Most people agree there needs to be more emphasis on road planning. “The debate about roads needs to shift away from the question of, ‘are roads good or bad?’ to the real question – how many roads do we need and where should we put them?” says David Haskell, an ecologist at the University of the South in Sewanee, Tennessee. Answering that question as a team is the key to creating environmentally friendly roads. “The only way we’re going to get solutions is if the transportation community gets engaged in working with the ecological community,” says Forman.
In Europe, the IENE is paving the way for this type of cooperation. In the US, they’re making progress even if it is less organised. “There’s a new awareness emerging now. We’ve hired a biologist to work with us, and we never used to do that,” says MacGillivray. “We used to think of things just in terms of the immediate road area. Today we look a lot further.”
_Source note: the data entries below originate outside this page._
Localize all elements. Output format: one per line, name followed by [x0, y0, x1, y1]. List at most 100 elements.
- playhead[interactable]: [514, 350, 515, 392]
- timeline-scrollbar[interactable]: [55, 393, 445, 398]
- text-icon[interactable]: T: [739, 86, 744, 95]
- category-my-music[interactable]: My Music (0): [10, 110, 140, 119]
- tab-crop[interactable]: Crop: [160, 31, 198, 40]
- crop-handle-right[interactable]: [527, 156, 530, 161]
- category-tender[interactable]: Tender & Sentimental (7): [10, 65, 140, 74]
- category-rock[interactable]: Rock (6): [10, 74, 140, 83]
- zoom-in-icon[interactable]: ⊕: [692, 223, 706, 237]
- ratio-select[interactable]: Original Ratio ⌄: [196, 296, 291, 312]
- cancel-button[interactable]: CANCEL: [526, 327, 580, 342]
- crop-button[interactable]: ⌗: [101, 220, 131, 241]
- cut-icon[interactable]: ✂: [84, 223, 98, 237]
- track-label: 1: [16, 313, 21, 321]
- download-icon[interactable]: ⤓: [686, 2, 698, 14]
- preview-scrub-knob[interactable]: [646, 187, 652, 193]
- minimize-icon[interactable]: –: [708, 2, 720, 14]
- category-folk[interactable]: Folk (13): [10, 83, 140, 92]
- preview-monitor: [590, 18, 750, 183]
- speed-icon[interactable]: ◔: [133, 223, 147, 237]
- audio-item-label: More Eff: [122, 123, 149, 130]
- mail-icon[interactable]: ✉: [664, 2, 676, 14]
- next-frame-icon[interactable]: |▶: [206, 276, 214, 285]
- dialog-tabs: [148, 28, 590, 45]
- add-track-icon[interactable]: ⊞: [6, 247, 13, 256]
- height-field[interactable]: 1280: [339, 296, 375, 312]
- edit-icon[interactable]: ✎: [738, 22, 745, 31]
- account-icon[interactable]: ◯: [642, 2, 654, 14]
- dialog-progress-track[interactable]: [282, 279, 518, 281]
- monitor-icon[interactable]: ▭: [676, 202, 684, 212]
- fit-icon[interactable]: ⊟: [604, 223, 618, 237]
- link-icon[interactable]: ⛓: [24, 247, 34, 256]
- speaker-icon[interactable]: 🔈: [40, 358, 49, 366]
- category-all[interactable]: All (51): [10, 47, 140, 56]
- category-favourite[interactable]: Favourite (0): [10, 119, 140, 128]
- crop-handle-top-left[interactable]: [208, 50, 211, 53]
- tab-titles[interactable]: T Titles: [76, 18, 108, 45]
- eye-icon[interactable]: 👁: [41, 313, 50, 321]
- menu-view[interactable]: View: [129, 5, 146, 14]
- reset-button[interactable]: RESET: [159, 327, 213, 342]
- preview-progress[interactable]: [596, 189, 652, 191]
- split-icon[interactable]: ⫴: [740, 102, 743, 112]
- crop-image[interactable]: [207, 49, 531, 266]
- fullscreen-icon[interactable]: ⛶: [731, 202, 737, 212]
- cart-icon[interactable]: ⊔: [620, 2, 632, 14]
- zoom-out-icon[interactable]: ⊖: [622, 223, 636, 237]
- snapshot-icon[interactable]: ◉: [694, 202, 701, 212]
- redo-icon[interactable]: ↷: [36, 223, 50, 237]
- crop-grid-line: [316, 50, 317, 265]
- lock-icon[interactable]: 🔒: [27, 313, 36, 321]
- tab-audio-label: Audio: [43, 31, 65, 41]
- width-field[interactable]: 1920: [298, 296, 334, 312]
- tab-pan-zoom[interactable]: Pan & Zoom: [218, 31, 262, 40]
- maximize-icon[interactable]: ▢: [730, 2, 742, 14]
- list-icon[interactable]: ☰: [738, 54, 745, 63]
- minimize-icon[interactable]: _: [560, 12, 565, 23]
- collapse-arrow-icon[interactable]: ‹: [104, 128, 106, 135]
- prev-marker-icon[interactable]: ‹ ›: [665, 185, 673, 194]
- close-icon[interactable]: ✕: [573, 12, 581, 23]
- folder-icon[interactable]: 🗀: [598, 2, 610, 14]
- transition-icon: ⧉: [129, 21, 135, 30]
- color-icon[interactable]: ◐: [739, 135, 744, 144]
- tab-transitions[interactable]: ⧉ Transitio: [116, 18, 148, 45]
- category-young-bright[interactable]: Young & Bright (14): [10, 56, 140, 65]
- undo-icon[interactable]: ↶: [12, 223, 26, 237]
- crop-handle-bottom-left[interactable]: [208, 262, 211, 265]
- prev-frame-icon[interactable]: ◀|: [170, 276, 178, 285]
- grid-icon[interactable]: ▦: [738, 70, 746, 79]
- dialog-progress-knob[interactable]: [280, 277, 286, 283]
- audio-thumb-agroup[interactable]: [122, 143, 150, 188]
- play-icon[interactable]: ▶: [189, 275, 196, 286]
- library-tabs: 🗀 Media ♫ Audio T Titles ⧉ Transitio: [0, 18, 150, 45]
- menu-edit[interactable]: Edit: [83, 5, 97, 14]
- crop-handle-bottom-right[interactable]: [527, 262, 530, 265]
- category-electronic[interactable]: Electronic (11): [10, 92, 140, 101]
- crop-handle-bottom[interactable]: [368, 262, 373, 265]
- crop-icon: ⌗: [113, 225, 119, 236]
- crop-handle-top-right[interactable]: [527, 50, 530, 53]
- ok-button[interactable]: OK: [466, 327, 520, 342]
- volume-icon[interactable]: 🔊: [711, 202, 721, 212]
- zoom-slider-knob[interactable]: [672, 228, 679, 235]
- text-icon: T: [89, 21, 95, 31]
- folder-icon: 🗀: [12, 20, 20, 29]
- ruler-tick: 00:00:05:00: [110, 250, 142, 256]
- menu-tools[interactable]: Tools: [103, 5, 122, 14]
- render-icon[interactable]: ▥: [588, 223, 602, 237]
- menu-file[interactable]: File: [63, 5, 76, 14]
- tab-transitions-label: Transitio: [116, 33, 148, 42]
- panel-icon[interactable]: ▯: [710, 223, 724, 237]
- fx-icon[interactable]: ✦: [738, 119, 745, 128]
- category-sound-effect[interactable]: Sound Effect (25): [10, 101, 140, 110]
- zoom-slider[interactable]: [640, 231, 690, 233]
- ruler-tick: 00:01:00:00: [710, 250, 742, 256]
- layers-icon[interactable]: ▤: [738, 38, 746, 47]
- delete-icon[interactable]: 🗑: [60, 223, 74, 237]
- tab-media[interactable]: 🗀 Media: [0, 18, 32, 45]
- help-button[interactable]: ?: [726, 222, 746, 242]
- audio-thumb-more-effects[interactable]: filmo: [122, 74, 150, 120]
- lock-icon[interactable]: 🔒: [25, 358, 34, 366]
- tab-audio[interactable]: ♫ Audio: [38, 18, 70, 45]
Careful planning might also help reduce the ecological cost as less developed countries push roads into new regions such as the Amazon rainforest (91av, 27 January, p 10). “Roads are an absolute disaster for ecosystems, and the reason is that they let people in,” says Terry Erwin, an entomologist at the Smithsonian Institution in Washington DC. But REZs could help conservationists identify and fight for large enough blocks of relatively pristine nature.
“I’m optimistic,” says Forman. “I believe we’ve turned a corner. We can help society accomplish its goals of safe and efficient mobility while providing for natural processes and biodiversity. I see the two being perfectly meshable. This is a new dawn.”